Kalmary i kawior pochodzą z Devon, co jest oznaką entuzjazmu Maru dla brytyjskich owoców morza
Skorupiaki i makrele są tak świeże, jak można by się spodziewać, ale inne ryby są opisane słowem, które rzadko łączy się z sushi: starzejące się. Na przykład tuńczyk ma siedem dni na dojrzewanie, proces zmiękcza ją i wzbogaca, wydobywając smaki umami. Najlepszy kawałek, tłusty, marmurkowy filet znany jako o-toro, ma konsystencję schłodzonego masła.
Zobowiązanie Maru do omotenashi - z całego serca opiekuje się gościem - obejmuje również menu napojów. Obejmuje sparowany wybór win, sake lub japońskich herbat - lub kombinację wszystkich trzech, wybraną przez sommeliera.

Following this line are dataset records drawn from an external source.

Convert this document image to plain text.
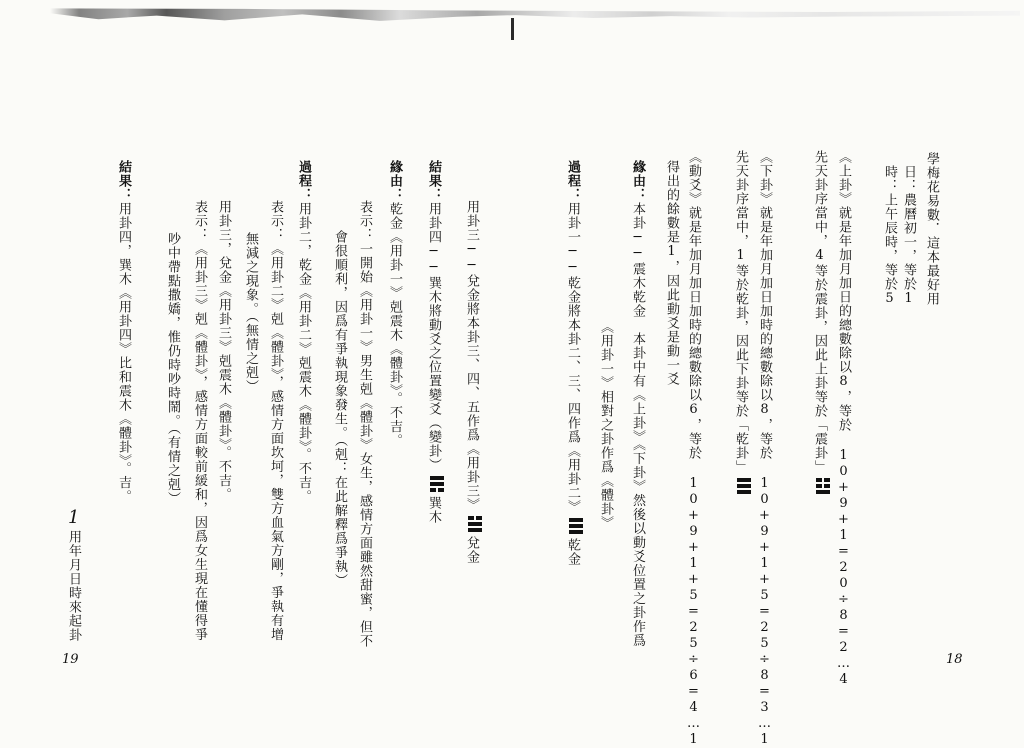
學梅花易數．這本最好用
日：農曆初一，等於1
時：上午辰時，等於5
《上卦》就是年加月加日的總數除以8，等於 10+9+1=20÷8=2…4
先天卦序當中，4等於震卦，因此上卦等於「震卦」
《下卦》就是年加月加日加時的總數除以8，等於 10+9+1+5=25÷8=3…1
先天卦序當中，1等於乾卦，因此下卦等於「乾卦」
《動爻》就是年加月加日加時的總數除以6，等於 10+9+1+5=25÷6=4…1
得出的餘數是1，因此動爻是動一爻
緣由：本卦──震木乾金　本卦中有《上卦》《下卦》然後以動爻位置之卦作爲
《用卦一》相對之卦作爲《體卦》
過程：用卦一──乾金將本卦二、三、四作爲《用卦二》
乾金
18
用卦三──兌金將本卦三、四、五作爲《用卦三》
兌金
結果：用卦四──巽木將動爻之位置變爻（變卦）
巽木
緣由：乾金《用卦一》剋震木《體卦》。不吉。
表示：一開始《用卦一》男生剋《體卦》女生，感情方面雖然甜蜜，但不
會很順利，因爲有爭執現象發生。（剋：在此解釋爲爭執）
過程：用卦二，乾金《用卦二》剋震木《體卦》。不吉。
表示：《用卦二》剋《體卦》，感情方面坎坷，雙方血氣方剛，爭執有增
無減之現象。（無情之剋）
用卦三，兌金《用卦三》剋震木《體卦》。不吉。
表示：《用卦三》剋《體卦》，感情方面較前緩和，因爲女生現在懂得爭
吵中帶點撒嬌，惟仍時吵時鬧。（有情之剋）
結果：用卦四，巽木《用卦四》比和震木《體卦》。吉。
1
用年月日時來起卦
19
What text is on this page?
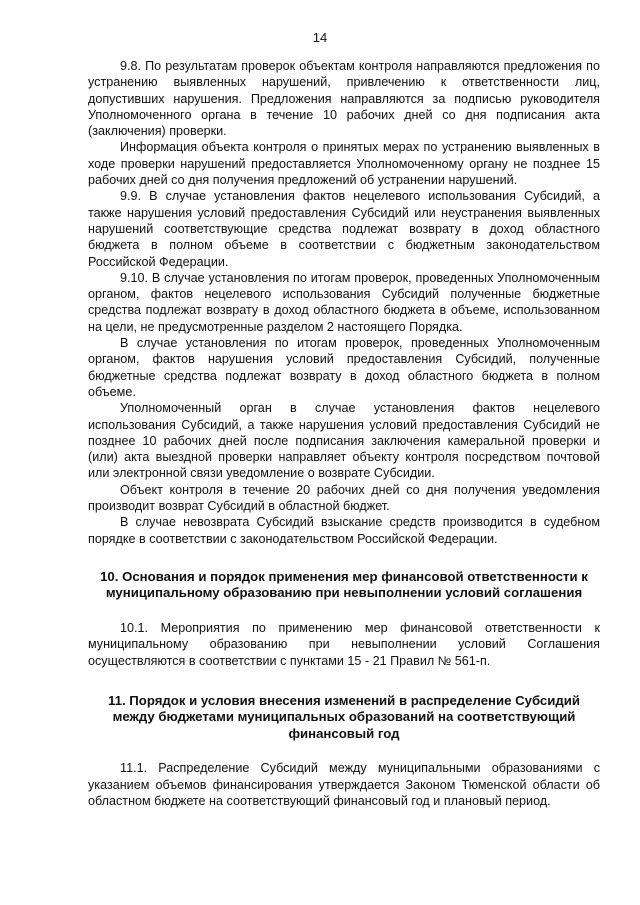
14

9.8. По результатам проверок объектам контроля направляются предложения по устранению выявленных нарушений, привлечению к ответственности лиц, допустивших нарушения. Предложения направляются за подписью руководителя Уполномоченного органа в течение 10 рабочих дней со дня подписания акта (заключения) проверки.

Информация объекта контроля о принятых мерах по устранению выявленных в ходе проверки нарушений предоставляется Уполномоченному органу не позднее 15 рабочих дней со дня получения предложений об устранении нарушений.

9.9. В случае установления фактов нецелевого использования Субсидий, а также нарушения условий предоставления Субсидий или неустранения выявленных нарушений соответствующие средства подлежат возврату в доход областного бюджета в полном объеме в соответствии с бюджетным законодательством Российской Федерации.

9.10. В случае установления по итогам проверок, проведенных Уполномоченным органом, фактов нецелевого использования Субсидий полученные бюджетные средства подлежат возврату в доход областного бюджета в объеме, использованном на цели, не предусмотренные разделом 2 настоящего Порядка.

В случае установления по итогам проверок, проведенных Уполномоченным органом, фактов нарушения условий предоставления Субсидий, полученные бюджетные средства подлежат возврату в доход областного бюджета в полном объеме.

Уполномоченный орган в случае установления фактов нецелевого использования Субсидий, а также нарушения условий предоставления Субсидий не позднее 10 рабочих дней после подписания заключения камеральной проверки и (или) акта выездной проверки направляет объекту контроля посредством почтовой или электронной связи уведомление о возврате Субсидии.

Объект контроля в течение 20 рабочих дней со дня получения уведомления производит возврат Субсидий в областной бюджет.

В случае невозврата Субсидий взыскание средств производится в судебном порядке в соответствии с законодательством Российской Федерации.

10. Основания и порядок применения мер финансовой ответственности к муниципальному образованию при невыполнении условий соглашения

10.1. Мероприятия по применению мер финансовой ответственности к муниципальному образованию при невыполнении условий Соглашения осуществляются в соответствии с пунктами 15 - 21 Правил № 561-п.

11. Порядок и условия внесения изменений в распределение Субсидий между бюджетами муниципальных образований на соответствующий финансовый год

11.1. Распределение Субсидий между муниципальными образованиями с указанием объемов финансирования утверждается Законом Тюменской области об областном бюджете на соответствующий финансовый год и плановый период.
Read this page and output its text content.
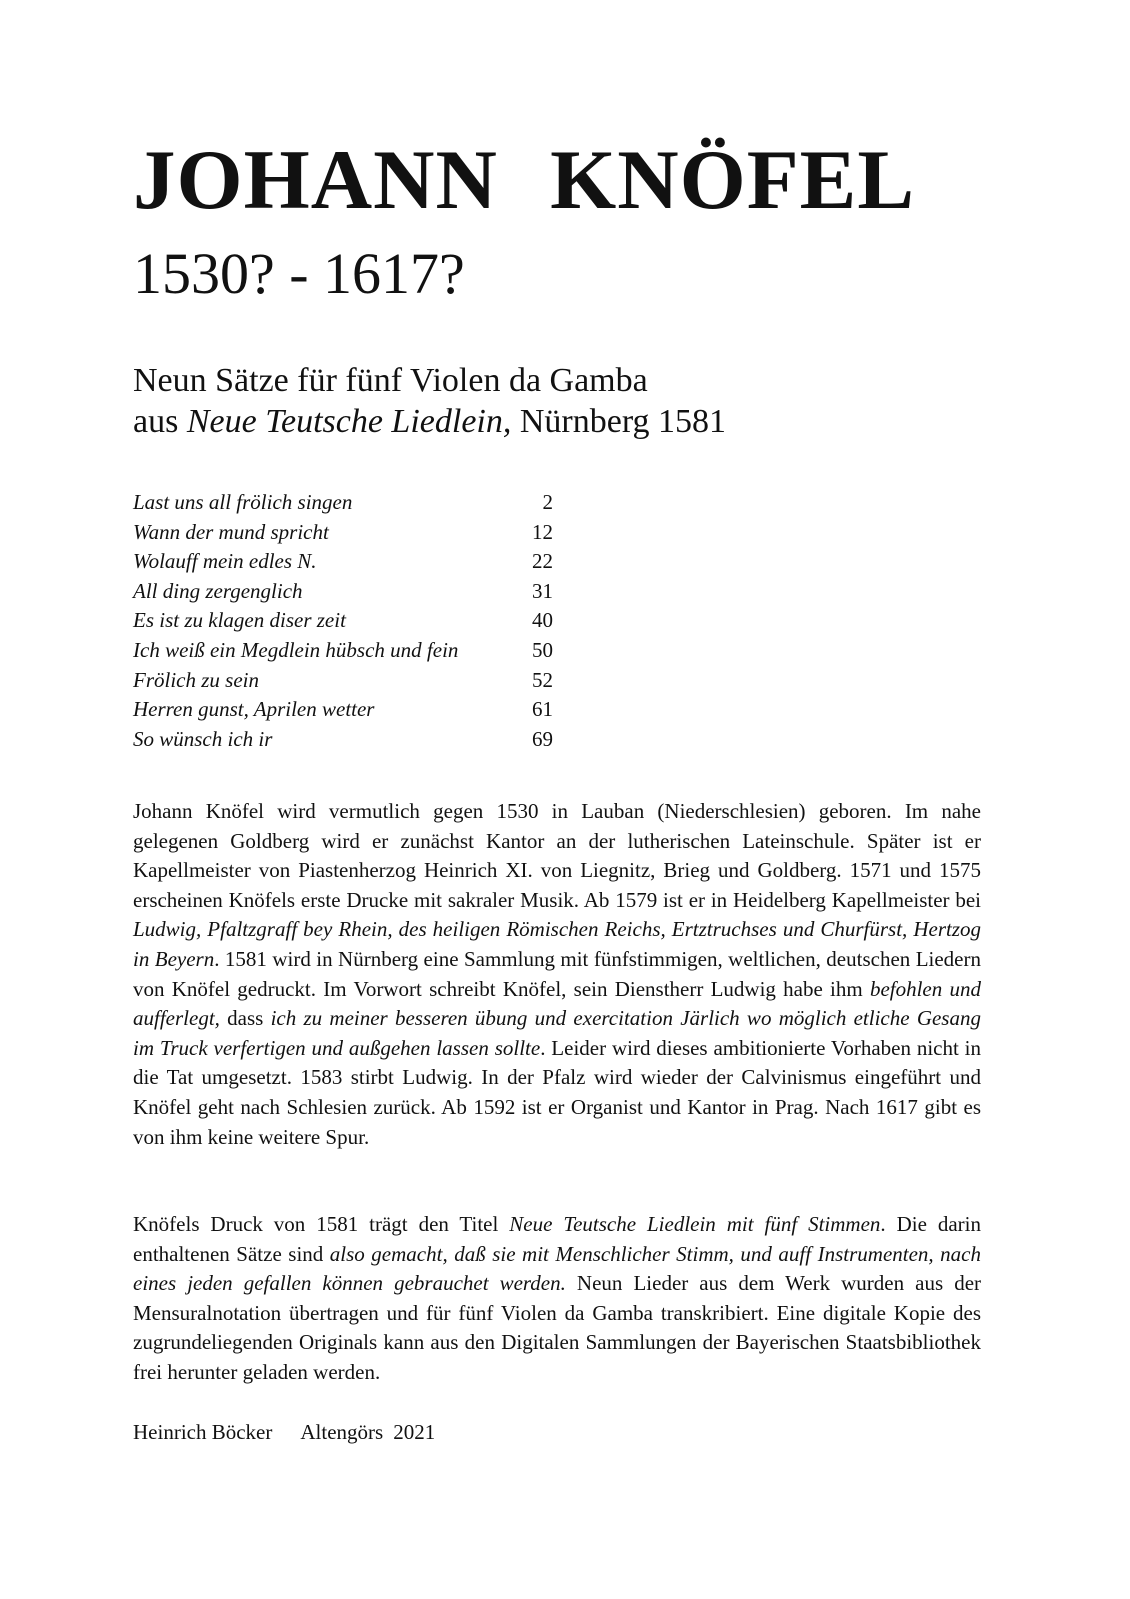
JOHANN KNÖFEL
1530? - 1617?
Neun Sätze für fünf Violen da Gamba
aus Neue Teutsche Liedlein, Nürnberg 1581
Last uns all frölich singen	2
Wann der mund spricht	12
Wolauff mein edles N.	22
All ding zergenglich	31
Es ist zu klagen diser zeit	40
Ich weiß ein Megdlein hübsch und fein	50
Frölich zu sein	52
Herren gunst, Aprilen wetter	61
So wünsch ich ir	69

Johann Knöfel wird vermutlich gegen 1530 in Lauban (Niederschlesien) geboren. Im nahe gelegenen Goldberg wird er zunächst Kantor an der lutherischen Lateinschule. Später ist er Kapellmeister von Piastenherzog Heinrich XI. von Liegnitz, Brieg und Goldberg. 1571 und 1575 erscheinen Knöfels erste Drucke mit sakraler Musik. Ab 1579 ist er in Heidelberg Kapellmeister bei Ludwig, Pfaltzgraff bey Rhein, des heiligen Römischen Reichs, Ertztruchses und Churfürst, Hertzog in Beyern. 1581 wird in Nürnberg eine Sammlung mit fünfstimmigen, weltlichen, deutschen Liedern von Knöfel gedruckt. Im Vorwort schreibt Knöfel, sein Dienstherr Ludwig habe ihm befohlen und aufferlegt, dass ich zu meiner besseren übung und exercitation Järlich wo möglich etliche Gesang im Truck verfertigen und außgehen lassen sollte. Leider wird dieses ambitionierte Vorhaben nicht in die Tat umgesetzt. 1583 stirbt Ludwig. In der Pfalz wird wieder der Calvinismus eingeführt und Knöfel geht nach Schlesien zurück. Ab 1592 ist er Organist und Kantor in Prag. Nach 1617 gibt es von ihm keine weitere Spur.

Knöfels Druck von 1581 trägt den Titel Neue Teutsche Liedlein mit fünf Stimmen. Die darin enthaltenen Sätze sind also gemacht, daß sie mit Menschlicher Stimm, und auff Instrumenten, nach eines jeden gefallen können gebrauchet werden. Neun Lieder aus dem Werk wurden aus der Mensuralnotation übertragen und für fünf Violen da Gamba transkribiert. Eine digitale Kopie des zugrundeliegenden Originals kann aus den Digitalen Sammlungen der Bayerischen Staatsbibliothek frei herunter geladen werden.

Heinrich Böcker Altengörs 2021
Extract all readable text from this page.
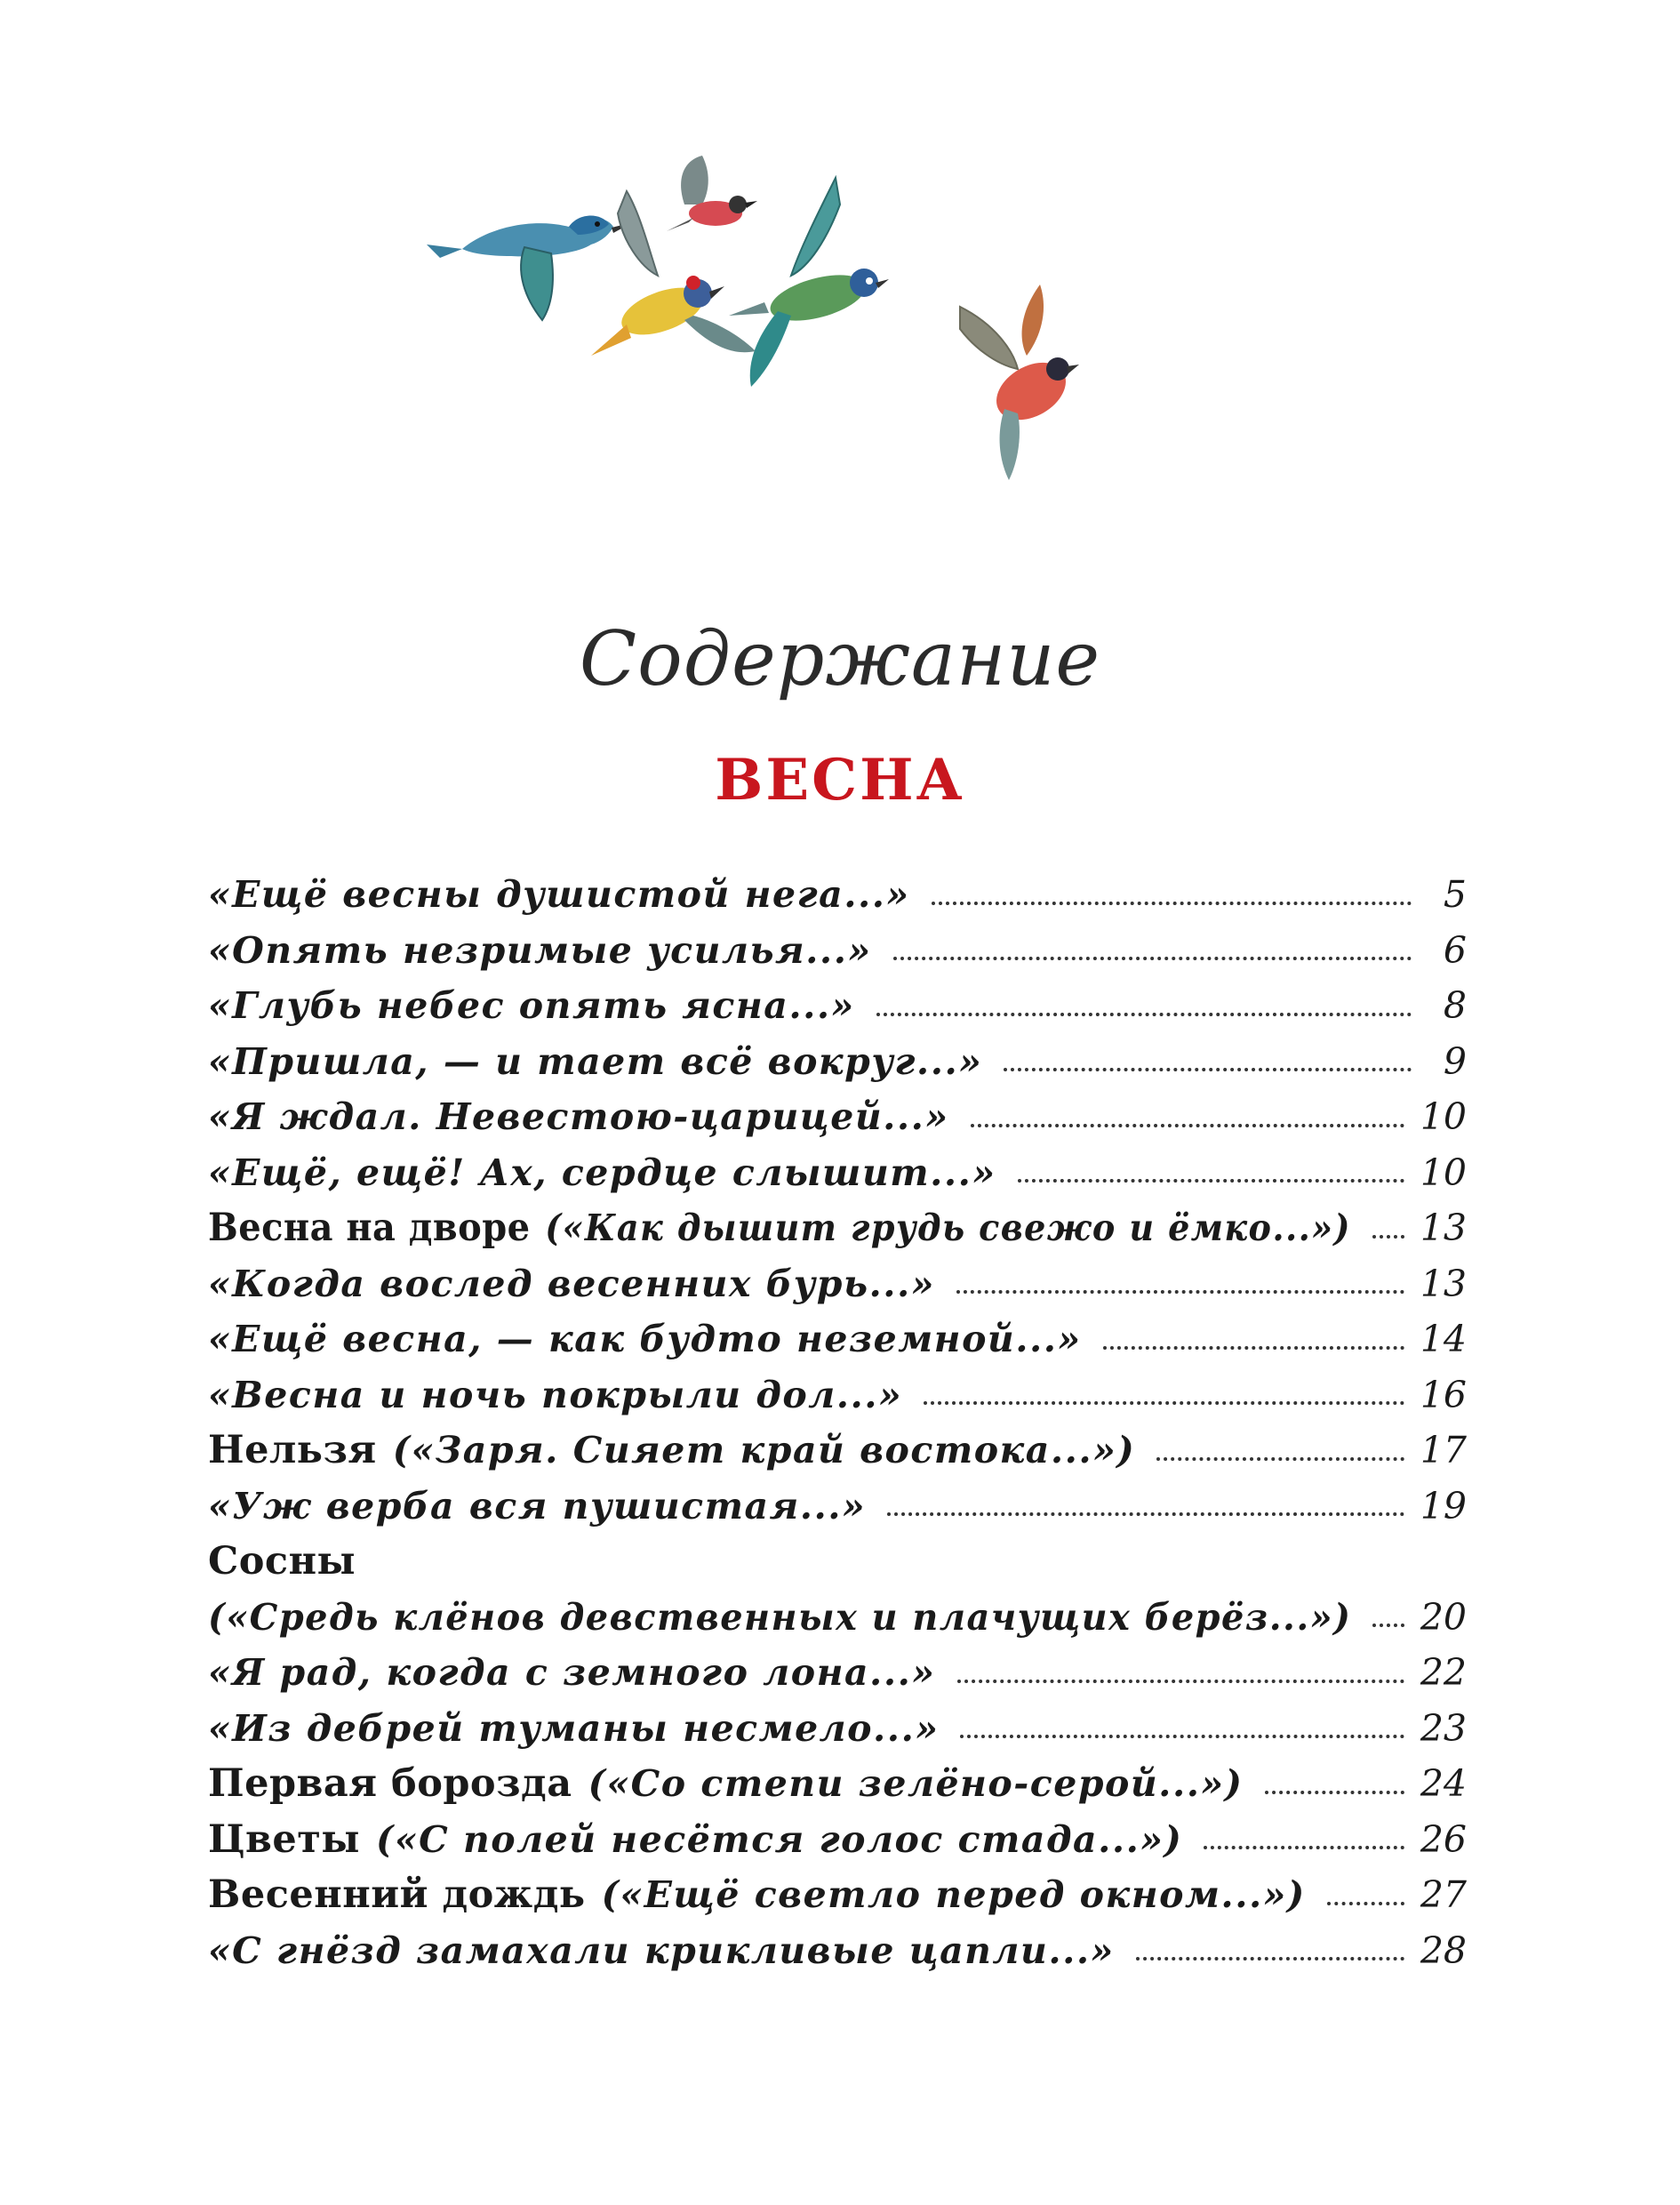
Содержание
ВЕСНА
«Ещё весны душистой нега...»	5
«Опять незримые усилья...»	6
«Глубь небес опять ясна...»	8
«Пришла, — и тает всё вокруг...»	9
«Я ждал. Невестою-царицей...»	10
«Ещё, ещё! Ах, сердце слышит...»	10
Весна на дворе («Как дышит грудь свежо и ёмко...») 13
«Когда вослед весенних бурь...»	13
«Ещё весна, — как будто неземной...»	14
«Весна и ночь покрыли дол...»	16
Нельзя («Заря. Сияет край востока...»)	17
«Уж верба вся пушистая...»	19
Сосны
(«Средь клёнов девственных и плачущих берёз...») 20
«Я рад, когда с земного лона...»	22
«Из дебрей туманы несмело...»	23
Первая борозда («Со степи зелёно-серой...»)	24
Цветы («С полей несётся голос стада...»)	26
Весенний дождь («Ещё светло перед окном...»)	27
«С гнёзд замахали крикливые цапли...»	28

Ten ostatni, który wydaje się najbardziej zgodny z duchem omakaza , oferuje nie jedną, ale dwie pary do dań nigiri: pachnące sake pasujące do chudego tuńczyka akami i kieliszek barbaresco, bogatej włoskiej czerwieni, do tłustego o-toro.
Podczas naszego posiłku trio kucharzy, sommelierów i asystentów lekko nosi swoją wiedzę, zachęcając do zadawania pytań – i udzielając pozwolenia na podniesienie i wypicie zupy z truflami z dna miski z makaronem, bezgłośne pragnienie, które Maruyama wyczytała w naszych oczach . Wysłał nas w drogę z głębokim ukłonem, pałeczkami, którymi jedliśmy, zawiniętymi i podarowanymi jako prezent – oraz zaraźliwym szacunkiem dla dobrego jedzenia traktowanego z szacunkiem.

Tuńczyk Maru dojrzewa w lodówce z suszarnią, jak te używane do smacznych steków
Maru 20-daniowe menu degustacyjne omakasy jest dostępne za 170 GBP za osobę, z miejscami siedzącymi o 17:30 i 20:30, od wtorku do soboty.